El sábado pasado fui a bautizar a una criatura en una de las parroquias que estuve hace años. Después, charlando con la gente, hablaba con unas chicas de unos 16 años que yo había bautizado. Como a esa edad son bastante sin-vergüenza y tomen preguntar nada una de ellas me dijo: “Padre, que me han dicho que las relaciones extra matrimoniales están mal, son pecado. No me lo puedo creer, yo ya he pecado.” “¿No lo sabías? –pregunté-, ¿nunca lo habías oído?” “Jamás, me contestó, y eso que he estudiado en un colegio de frailes y ahora soy catequista”. Desde luego te da que pensar. No es que la chica fuese más o menos ligera de conciencia, o una golfilla. Jamás se había planteado que acostarse con un chico tuviese una repercusión moral. Le gustaba, quería hacerlo y lo hizo, sin preguntarse más. Y lo más preocupante, que jamás lo había oído. Habría escuchado todo sobre comunidad, compromiso, fraternidad, solidaridad y ecología…, pero ni una palabra sobre castidad. Menos mal que algunos achacan a la Iglesia el estar todo el día pendiente del sexto mandamiento, porque en ese colegio de religiosos y en su parroquia, ni rozarlo.

“En aquel tiempo, se acercó a Jesús un leproso, suplicándole de rodillas: -«Si quieres, puedes limpiarme»”. La petición del leproso .y su curación-,surge porque se sabe leproso. Si se hubiera considerado sano no se habría acercado a Jesús, o por lo menos no de rodillas. Se habría acercado con curiosidad tal vez, porque se acercaban sus amigos, a lo mejor. Pero no hubiera suplicado, no habría sido curado, seguiría leproso.

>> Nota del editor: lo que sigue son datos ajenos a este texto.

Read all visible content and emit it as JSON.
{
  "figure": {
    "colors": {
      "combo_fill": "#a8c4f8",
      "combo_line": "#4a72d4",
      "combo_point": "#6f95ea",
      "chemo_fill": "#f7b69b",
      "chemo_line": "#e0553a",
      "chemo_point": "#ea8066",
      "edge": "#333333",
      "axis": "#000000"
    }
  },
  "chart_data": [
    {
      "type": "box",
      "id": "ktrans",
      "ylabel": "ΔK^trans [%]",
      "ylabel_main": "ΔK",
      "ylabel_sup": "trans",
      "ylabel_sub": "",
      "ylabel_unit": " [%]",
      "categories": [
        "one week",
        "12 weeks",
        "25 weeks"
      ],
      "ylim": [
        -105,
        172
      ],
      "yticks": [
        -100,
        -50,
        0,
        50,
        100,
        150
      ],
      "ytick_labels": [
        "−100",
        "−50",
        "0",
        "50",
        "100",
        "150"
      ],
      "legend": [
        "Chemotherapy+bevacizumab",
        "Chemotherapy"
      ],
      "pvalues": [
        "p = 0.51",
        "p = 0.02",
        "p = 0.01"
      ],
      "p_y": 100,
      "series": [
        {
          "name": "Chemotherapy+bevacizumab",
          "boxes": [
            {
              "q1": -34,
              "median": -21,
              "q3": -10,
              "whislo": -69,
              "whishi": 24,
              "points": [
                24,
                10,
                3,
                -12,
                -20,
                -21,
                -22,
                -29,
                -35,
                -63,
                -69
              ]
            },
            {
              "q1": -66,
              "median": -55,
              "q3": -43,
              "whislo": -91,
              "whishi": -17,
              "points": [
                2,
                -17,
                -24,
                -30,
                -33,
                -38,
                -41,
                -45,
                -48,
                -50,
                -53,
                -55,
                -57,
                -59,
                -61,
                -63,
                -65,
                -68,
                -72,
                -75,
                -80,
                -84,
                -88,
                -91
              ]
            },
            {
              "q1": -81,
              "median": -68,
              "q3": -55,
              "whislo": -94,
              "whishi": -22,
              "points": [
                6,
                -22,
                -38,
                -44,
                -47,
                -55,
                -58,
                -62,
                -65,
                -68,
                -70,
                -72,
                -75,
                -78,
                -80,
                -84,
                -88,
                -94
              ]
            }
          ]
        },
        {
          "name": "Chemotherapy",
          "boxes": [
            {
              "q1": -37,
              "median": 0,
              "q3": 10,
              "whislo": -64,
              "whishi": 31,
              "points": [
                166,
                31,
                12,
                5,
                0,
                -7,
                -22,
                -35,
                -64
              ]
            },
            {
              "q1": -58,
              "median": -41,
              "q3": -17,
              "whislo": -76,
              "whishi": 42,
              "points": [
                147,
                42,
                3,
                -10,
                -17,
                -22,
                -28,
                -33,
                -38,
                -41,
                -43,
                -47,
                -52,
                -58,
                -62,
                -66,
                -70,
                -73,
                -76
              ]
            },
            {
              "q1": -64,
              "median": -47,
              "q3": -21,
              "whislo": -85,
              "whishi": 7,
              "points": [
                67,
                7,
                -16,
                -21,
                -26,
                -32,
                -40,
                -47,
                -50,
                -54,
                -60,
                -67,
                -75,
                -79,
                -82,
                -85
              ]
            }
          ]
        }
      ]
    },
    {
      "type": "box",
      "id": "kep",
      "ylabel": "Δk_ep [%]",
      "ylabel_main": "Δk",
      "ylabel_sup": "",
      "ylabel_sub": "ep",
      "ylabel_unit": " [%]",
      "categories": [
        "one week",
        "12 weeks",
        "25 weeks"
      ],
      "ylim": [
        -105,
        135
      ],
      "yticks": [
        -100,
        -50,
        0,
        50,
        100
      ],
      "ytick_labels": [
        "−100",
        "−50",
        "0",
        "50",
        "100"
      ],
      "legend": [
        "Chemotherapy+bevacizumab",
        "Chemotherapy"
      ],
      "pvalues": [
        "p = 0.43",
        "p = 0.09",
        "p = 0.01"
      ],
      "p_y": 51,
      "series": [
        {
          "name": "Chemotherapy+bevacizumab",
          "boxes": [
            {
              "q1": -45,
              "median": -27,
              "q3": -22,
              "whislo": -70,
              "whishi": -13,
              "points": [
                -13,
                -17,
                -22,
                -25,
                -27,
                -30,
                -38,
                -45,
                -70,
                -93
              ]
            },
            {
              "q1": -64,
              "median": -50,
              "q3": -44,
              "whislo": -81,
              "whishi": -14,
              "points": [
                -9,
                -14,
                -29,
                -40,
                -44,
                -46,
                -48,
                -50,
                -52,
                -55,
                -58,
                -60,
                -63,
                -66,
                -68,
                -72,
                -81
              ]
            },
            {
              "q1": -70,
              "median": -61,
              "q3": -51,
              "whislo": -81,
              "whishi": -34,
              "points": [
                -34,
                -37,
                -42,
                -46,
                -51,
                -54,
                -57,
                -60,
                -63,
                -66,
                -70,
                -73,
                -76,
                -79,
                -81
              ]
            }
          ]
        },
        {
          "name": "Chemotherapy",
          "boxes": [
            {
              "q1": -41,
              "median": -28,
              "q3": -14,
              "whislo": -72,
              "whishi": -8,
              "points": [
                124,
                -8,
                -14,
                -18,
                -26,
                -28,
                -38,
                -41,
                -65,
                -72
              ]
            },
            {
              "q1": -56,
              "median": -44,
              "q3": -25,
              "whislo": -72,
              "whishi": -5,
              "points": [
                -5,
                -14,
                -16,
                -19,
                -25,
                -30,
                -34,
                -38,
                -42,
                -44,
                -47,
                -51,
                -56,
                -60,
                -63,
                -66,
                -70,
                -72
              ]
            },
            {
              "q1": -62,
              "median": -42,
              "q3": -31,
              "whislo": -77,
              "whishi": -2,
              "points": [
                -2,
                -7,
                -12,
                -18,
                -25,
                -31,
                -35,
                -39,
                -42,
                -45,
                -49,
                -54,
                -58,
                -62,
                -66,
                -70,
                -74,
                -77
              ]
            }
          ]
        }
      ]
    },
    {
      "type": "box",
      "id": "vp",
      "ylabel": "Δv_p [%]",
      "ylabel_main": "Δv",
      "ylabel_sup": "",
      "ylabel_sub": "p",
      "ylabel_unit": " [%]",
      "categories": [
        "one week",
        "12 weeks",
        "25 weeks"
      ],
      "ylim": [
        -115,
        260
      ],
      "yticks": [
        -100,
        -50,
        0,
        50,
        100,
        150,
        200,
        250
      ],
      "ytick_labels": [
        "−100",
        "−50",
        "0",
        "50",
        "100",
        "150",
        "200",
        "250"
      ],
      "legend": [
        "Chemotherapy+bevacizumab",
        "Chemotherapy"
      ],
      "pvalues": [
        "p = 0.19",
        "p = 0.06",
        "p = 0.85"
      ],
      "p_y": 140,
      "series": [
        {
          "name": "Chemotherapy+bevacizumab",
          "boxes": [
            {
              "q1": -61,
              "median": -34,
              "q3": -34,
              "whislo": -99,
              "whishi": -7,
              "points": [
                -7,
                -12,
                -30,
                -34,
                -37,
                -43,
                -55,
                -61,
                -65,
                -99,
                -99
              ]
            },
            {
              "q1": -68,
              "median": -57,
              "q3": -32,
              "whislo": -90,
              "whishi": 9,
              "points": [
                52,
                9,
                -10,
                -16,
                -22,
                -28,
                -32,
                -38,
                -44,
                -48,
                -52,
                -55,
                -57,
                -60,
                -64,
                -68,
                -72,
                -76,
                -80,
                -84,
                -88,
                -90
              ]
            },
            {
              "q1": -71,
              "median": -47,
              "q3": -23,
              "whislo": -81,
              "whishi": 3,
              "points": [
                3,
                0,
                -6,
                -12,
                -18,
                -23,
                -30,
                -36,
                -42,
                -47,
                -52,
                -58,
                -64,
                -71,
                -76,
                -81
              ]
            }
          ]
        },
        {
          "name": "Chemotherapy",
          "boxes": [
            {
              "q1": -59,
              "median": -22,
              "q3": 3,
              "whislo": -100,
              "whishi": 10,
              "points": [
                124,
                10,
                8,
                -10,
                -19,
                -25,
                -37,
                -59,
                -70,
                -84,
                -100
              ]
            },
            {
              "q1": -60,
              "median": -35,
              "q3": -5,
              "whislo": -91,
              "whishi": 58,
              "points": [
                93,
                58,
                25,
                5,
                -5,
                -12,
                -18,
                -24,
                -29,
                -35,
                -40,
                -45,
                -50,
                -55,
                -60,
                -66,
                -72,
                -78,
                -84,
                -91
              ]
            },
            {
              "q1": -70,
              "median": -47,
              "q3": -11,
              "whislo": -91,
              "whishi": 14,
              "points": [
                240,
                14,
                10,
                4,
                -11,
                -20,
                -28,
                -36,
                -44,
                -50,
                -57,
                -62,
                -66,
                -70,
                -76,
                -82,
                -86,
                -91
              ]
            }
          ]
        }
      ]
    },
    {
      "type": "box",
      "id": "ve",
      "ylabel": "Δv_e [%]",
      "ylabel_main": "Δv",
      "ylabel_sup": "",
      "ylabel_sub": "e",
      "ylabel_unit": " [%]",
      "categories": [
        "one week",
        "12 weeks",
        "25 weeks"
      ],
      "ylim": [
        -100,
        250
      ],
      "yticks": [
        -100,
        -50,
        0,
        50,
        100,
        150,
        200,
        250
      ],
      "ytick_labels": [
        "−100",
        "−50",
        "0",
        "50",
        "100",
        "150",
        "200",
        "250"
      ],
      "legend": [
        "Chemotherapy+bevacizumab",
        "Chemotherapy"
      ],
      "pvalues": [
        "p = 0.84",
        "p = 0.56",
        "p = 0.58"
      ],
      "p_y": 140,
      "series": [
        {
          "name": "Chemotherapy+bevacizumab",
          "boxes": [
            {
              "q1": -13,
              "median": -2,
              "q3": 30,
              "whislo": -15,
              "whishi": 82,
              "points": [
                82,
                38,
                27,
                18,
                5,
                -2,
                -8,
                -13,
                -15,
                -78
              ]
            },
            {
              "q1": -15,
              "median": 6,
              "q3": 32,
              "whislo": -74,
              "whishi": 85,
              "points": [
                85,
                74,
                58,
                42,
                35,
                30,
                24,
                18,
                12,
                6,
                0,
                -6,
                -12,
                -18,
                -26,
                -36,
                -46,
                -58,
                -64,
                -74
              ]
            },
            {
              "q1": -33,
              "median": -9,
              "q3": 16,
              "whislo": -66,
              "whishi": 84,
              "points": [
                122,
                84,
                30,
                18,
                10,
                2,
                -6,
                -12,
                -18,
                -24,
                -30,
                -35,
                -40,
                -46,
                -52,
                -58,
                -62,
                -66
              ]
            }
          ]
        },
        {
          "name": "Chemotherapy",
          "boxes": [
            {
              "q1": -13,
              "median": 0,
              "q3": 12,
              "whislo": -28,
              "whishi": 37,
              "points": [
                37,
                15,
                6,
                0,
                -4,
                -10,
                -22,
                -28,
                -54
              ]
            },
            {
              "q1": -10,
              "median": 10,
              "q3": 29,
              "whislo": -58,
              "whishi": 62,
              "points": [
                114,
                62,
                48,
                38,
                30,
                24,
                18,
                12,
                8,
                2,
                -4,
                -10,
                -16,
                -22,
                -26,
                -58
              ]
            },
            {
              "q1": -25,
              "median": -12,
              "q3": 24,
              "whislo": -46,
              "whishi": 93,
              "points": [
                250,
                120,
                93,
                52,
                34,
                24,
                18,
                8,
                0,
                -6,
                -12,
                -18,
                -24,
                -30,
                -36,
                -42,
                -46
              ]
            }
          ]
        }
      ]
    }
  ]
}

¿Qué estamos haciendo mal para que los leprosos se consideren llenos de salud? ¿Crean normal sus pústulas y sus llagas e incluso presuman de ellas? Perder el sentido del pecado es perder el sentido de la misericordia de Dios. La misericordia, a la que tantas vueltas hemos dado estos últimos meses, no es eliminar o negar el pecado sino dejar que sea sanado por Cristo, que podamos escuchar el “quiero, queda limpio”. Cuando se endurece el corazón se deja de escuchar la voz de Dios para escuchar exclusivamente mi voz. “¡Atención, hermanos! Que ninguno de vosotros tenga un corazón malo e incrédulo, que lo lleve a desterrar del Dios vivo”. La cara amable de Dios no es que no me condene, o que haga la vista gorda sobre mis pecados, en el fondo que no le interese mi vida. La car amable de Dios es el perdón, el abrazarme a pesar de decirle que soy un leproso ante quien todo el mundo huye, en cargar sobre sí mis pecados y sanar mis heridas. Sólo así se encuentra la verdadera alegría. El pago del pecado –por mucho que se niegue o se ignore-, es siempre la soledad, la tristeza, el engaño. Aunque uno no quiera reconocer que tiene cáncer no por eso la enfermedad deja de comerlo por dentro. Reconozcamos, pues, nuestro pecado. No es un reconocimiento humillante ni vergonzoso, pues existe el remedio, el médico, el Salvador. Si alguien no sabe reconocer su enfermedad se acaba muriendo, aunque no sepa de qué. No somos amigos de las autopsias, somos entusiastas de la medicina de Aquél que entregó a su Hijo por nuestra Salud.

Hoy mucha gente no reconoce el pecado, anda enferma por el mundo sin darse cuenta de su enfermedad y de lo contagiosa que es. Pidamos a María, nuestra Madre, su Madre del cielo, que se encuentre con cada uno y nos diga: “Hijo, no te veo buena cara. Sonríe y acércate a Aquel que puede sanarte. Y su Hijo nos dirá: “Quiero: queda limpio.